Como amparar quem mais sofre com o risco da COVID-19: os idosos

A pandemia do novo coronavírus vem criando uma grande insegurança em nossa sociedade: há o medo de contrair a moléstia; de passar para os outros, sobretudo quem a gente ama; de não conseguir trabalhar e, assim, ficar sem condições financeiras para arcar com os custos do dia a dia; e de ter que lidar com os transtornos provocados pelo confinamento, desde enfrentar o desgaste nas relações familiares até encarar os próprios conflitos internos, que podem se intensificar pelo incômodo de ser obrigado a ficar em casa. Se a situação é preocupante entre a população em geral, entre os idosos ela toma proporções gigantescas; e isso não tem a ver apenas com o risco de ser contaminado pelo vírus.
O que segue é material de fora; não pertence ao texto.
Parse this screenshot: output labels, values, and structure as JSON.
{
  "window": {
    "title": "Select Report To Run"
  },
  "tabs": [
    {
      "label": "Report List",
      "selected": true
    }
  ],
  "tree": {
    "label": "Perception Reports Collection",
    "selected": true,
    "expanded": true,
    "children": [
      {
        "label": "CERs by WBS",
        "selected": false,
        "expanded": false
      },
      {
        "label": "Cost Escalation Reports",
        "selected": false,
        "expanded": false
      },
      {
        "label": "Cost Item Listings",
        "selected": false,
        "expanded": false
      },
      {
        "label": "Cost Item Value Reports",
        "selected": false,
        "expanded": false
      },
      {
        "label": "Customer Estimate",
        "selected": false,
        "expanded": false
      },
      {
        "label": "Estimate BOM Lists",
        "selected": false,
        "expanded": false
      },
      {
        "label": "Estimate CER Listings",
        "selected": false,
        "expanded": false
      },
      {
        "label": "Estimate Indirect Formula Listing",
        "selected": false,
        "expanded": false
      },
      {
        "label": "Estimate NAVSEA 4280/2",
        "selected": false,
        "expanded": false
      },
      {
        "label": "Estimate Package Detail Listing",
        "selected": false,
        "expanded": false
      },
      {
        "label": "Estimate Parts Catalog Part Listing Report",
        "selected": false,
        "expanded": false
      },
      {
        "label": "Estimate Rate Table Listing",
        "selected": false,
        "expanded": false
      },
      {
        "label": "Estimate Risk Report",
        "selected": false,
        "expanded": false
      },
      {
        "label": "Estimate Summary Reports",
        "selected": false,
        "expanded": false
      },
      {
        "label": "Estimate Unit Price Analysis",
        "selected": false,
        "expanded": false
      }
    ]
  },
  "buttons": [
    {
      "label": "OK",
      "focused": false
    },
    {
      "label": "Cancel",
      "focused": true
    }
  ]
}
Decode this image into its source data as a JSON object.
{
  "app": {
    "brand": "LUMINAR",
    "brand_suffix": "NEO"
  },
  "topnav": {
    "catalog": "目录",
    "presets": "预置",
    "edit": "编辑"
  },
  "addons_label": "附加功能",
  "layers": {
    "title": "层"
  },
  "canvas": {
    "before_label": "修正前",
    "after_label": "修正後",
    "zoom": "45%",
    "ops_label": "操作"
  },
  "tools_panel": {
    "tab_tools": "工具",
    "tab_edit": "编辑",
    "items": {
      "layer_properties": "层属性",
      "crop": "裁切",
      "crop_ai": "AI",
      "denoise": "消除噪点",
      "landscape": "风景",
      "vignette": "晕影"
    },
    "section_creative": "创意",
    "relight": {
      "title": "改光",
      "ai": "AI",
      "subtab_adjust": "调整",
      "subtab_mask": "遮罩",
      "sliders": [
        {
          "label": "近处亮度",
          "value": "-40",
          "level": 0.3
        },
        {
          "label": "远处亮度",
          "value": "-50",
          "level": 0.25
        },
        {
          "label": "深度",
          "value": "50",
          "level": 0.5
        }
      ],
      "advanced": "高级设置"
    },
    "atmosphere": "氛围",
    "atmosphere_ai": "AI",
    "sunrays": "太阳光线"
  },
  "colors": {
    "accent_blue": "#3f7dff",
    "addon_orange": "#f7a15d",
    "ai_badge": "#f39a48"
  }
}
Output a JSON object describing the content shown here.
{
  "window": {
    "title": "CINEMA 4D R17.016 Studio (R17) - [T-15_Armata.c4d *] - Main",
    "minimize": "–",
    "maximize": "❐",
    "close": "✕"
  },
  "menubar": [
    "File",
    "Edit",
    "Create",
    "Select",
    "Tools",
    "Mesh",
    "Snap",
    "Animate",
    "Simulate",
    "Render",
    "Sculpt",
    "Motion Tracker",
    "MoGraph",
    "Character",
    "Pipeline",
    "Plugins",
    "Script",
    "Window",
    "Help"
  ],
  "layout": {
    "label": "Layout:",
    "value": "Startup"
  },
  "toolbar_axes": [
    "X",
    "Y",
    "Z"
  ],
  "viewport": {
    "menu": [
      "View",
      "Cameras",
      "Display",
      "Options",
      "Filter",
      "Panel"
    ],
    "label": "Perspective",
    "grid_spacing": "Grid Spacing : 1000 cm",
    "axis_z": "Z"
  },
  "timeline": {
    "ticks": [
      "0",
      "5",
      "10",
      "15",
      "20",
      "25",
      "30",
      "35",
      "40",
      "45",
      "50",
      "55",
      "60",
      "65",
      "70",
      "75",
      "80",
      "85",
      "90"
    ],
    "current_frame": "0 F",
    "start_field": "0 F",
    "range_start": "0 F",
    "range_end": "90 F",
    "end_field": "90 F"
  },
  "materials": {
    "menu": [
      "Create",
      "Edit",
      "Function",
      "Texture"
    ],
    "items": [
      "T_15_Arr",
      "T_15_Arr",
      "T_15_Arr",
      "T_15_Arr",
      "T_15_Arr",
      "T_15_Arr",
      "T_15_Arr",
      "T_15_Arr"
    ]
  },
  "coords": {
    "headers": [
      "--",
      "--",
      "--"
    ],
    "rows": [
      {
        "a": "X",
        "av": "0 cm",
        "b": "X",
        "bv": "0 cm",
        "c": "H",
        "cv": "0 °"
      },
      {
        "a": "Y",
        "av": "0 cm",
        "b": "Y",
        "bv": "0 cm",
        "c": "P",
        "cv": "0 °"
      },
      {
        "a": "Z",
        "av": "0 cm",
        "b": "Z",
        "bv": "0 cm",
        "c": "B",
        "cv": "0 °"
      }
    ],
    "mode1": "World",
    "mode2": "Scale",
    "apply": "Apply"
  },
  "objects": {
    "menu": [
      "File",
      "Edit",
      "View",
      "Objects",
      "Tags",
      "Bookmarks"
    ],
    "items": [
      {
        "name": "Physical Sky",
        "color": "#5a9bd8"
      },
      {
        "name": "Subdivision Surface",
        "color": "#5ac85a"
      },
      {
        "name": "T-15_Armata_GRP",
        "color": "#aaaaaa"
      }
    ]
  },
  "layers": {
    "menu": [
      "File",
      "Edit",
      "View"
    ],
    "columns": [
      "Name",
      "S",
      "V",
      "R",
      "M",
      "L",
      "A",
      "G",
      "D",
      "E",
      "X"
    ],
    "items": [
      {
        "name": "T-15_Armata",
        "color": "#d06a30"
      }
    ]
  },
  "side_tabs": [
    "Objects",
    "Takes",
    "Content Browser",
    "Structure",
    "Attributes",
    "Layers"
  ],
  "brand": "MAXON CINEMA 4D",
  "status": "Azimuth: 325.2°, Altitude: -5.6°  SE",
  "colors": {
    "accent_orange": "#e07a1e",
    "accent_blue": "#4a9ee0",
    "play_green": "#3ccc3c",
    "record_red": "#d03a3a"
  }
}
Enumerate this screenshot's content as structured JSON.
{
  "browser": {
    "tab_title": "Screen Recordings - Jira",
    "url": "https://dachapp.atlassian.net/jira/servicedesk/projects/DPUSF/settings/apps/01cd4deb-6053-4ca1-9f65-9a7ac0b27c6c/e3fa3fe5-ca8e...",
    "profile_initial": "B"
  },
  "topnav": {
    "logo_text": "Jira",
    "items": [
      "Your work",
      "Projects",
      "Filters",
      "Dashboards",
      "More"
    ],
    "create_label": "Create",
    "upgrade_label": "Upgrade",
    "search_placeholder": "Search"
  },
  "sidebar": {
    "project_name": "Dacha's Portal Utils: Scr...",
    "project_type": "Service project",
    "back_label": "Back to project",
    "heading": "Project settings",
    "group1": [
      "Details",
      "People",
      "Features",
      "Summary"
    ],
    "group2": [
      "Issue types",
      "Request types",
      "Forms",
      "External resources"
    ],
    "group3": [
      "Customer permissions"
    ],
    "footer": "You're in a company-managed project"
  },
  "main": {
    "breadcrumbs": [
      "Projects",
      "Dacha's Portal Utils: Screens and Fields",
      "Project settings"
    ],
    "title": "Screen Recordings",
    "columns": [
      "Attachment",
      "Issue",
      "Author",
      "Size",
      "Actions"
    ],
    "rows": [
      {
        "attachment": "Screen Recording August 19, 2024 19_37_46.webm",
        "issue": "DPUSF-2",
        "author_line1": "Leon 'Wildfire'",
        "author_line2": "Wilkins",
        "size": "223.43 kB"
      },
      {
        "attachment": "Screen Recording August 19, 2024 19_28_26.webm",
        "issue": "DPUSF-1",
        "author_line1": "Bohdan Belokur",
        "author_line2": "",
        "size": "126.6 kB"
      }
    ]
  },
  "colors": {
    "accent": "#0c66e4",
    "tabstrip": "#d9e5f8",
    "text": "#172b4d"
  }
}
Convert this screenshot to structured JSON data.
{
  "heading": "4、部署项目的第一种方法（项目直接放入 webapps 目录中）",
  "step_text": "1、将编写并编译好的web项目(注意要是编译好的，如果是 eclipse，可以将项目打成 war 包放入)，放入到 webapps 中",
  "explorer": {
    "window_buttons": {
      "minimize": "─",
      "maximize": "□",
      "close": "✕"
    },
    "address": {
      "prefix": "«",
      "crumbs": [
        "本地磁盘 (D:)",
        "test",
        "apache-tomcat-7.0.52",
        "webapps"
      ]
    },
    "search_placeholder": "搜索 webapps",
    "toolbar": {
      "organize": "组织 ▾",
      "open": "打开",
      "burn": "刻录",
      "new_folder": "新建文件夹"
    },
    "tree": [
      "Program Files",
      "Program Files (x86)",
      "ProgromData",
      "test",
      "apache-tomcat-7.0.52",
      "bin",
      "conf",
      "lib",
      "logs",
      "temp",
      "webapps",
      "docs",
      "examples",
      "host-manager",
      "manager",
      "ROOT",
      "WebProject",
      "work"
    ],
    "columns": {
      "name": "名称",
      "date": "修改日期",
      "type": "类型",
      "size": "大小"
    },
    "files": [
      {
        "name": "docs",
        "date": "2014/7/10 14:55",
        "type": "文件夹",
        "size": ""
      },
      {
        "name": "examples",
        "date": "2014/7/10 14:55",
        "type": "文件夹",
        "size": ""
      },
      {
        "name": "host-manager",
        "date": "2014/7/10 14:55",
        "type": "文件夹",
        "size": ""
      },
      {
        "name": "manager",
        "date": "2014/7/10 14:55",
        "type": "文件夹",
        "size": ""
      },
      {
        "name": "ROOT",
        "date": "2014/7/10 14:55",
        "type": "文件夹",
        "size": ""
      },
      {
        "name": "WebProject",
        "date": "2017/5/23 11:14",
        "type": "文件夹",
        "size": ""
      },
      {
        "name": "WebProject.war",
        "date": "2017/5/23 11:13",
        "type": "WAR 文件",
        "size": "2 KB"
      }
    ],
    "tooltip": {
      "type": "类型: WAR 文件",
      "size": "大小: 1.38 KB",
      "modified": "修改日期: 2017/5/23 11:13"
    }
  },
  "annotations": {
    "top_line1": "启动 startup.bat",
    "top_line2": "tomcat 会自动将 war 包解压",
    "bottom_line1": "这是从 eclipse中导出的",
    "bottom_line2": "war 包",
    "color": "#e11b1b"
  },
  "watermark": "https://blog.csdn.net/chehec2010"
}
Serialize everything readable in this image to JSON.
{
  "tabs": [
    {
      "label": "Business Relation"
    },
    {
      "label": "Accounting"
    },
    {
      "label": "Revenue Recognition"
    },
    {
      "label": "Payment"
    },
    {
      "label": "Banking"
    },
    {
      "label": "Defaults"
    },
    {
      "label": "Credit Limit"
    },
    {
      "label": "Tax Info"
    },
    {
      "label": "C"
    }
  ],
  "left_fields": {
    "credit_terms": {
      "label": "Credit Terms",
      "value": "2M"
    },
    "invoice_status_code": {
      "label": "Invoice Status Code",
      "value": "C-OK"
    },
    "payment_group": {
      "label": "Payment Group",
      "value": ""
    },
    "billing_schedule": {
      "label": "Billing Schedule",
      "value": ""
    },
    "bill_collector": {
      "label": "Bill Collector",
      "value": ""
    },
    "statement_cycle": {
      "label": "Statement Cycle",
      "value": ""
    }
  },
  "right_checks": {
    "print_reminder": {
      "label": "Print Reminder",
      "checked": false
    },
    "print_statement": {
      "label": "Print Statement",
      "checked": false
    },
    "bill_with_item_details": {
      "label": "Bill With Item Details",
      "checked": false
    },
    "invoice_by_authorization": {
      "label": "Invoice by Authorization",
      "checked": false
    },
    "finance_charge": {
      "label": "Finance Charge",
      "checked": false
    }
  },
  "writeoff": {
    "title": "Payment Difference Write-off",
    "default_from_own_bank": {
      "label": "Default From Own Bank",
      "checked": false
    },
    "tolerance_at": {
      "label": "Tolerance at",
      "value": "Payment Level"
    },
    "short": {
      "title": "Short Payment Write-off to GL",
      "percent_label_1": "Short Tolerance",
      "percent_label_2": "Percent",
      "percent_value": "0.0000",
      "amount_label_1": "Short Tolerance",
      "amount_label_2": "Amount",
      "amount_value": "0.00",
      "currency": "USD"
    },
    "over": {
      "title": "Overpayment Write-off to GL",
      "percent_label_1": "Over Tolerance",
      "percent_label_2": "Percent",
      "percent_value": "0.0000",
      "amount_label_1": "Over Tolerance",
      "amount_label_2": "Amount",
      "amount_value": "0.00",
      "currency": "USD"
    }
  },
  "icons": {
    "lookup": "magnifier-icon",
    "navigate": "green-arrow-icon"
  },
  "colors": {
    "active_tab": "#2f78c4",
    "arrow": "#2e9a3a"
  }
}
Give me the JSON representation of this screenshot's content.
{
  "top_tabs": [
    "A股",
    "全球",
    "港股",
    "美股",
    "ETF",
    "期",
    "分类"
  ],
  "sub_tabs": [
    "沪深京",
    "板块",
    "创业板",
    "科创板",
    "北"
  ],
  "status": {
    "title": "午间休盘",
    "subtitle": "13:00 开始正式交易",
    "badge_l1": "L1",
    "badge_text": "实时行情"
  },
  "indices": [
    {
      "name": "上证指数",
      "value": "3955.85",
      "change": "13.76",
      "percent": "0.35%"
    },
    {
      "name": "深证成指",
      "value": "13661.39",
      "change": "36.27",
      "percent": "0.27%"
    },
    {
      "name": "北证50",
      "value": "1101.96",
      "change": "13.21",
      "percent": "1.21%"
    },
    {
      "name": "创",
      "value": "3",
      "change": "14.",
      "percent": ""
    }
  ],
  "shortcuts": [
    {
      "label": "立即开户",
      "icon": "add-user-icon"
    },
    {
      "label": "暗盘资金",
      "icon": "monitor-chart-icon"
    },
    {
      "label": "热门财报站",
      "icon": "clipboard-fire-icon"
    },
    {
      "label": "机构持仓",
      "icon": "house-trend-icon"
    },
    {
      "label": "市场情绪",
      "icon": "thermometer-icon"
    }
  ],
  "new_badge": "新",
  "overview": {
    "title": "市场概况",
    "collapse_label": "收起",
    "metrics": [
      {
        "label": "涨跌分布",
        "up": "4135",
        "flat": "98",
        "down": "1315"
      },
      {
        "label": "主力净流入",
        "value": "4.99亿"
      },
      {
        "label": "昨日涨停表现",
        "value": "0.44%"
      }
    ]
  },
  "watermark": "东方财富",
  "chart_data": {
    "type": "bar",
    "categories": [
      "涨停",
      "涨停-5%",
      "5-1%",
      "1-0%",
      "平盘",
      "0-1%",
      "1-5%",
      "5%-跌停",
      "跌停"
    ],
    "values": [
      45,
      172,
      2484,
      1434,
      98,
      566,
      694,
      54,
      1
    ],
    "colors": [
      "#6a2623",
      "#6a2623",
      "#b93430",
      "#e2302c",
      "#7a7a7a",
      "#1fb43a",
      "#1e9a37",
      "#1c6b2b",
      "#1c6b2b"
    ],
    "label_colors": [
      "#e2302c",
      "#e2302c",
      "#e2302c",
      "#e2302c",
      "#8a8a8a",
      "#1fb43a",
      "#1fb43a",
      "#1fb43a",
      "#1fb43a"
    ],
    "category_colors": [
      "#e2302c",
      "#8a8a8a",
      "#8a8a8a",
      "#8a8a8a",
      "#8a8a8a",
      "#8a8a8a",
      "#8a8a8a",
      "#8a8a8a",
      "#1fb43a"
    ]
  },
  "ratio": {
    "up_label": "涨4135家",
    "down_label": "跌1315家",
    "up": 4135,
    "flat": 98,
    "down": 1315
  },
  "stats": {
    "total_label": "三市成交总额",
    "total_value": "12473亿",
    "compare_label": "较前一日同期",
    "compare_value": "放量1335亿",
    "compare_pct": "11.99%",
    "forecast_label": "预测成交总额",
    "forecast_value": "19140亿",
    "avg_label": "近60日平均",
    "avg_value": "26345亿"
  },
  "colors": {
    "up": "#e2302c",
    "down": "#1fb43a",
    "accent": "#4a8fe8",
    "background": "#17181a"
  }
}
Estamos, sem dúvida, vivendo mais e melhor graças aos avanços da medicina e às inovações tecnológicas que nos dão condições de prevenir enfermidades e aumentar nosso bem-estar. Esses fatores têm aumentado nossa expectativa de vida e, consequentemente, a quantidade de idosos em nossa sociedade. Segundo dados do IBGE, temos hoje mais de 30 milhões de brasileiros com 60 anos ou mais, um aumento de 18% em cinco anos; a expectativa de vida é de 76 anos, em média – nas capitais, essa idade pode passar dos 80 anos. Isso não significa, entretanto, que estejamos mais seguros com a proximidade da velhice, ao contrário: em muitos casos, o envelhecimento tem aumentado o stress e a sensação de angústia. 

A percepção geral de que estamos vivendo mais e melhor proporciona uma falsa ilusão de que somos invencíveis; porém, quando nos damos conta de que essa não é a realidade, pois vamos envelhecer e morrer um dia (e, quanto mais velhos, mais próximos chegamos desse momento), a tendência é sentir uma enorme impotência. Além disso, não é todo mundo que chega em forma aos 60. Nesse caso, a frustração é ainda maior, “afinal, tanta gente continua saudável; por que não aconteceu comigo?” 

E, então, vem o coronavírus, com todas as regras e limitações impostas sobretudo à população da Terceira Idade. Pequenos prazeres na vida desses indivíduos, que os faz lembrar de que ainda estão vivos – receber a visita dos filhos, conviver com os netos, viajar, ir à feira, conversar com os vizinhos – lhes foram tirados de uma hora para outra. Quantos não estão isolados de tudo e de todos, sem sequer poder abrir a porta? Se algum deles se atreve a sair na rua, chega a ser hostilizado. Um amigo grisalho fez isso alguns dias atrás para ir ao mercado e sentiu isso na pele. “Ninguém quer saber se eu realmente precisava estar lá; faltaram me mandar para casa à força”, relatou, em seu Facebook. Soma-se a isso o medo da contaminação, das dores, da UTI, do óbito; de correr o risco de sucumbir sozinho, sem a possibilidade sequer de segurar a mão de um ente querido.  

A vida está sendo dura com todos nós, e pior ainda com nossos idosos. O que fazer para aplacar o sofrimento dessa parcela da população nesse momento tão delicado? Muitas vezes, não é preciso tanta coisa: ter compaixão, mostrar-se empático à situação deles, já ajuda bastante. É importante que esses indivíduos se sintam acolhidos; e acolhimento não quer dizer, necessariamente, contato físico. Significa ter disposição para ouvir um desabafo, ligar com frequência, promover chamadas por videoconferência com a família reunida, fazer visitas rápidas, ainda que seja mantendo distância. São pequenos atos que aquecem o coração e ajudam a salvar vidas.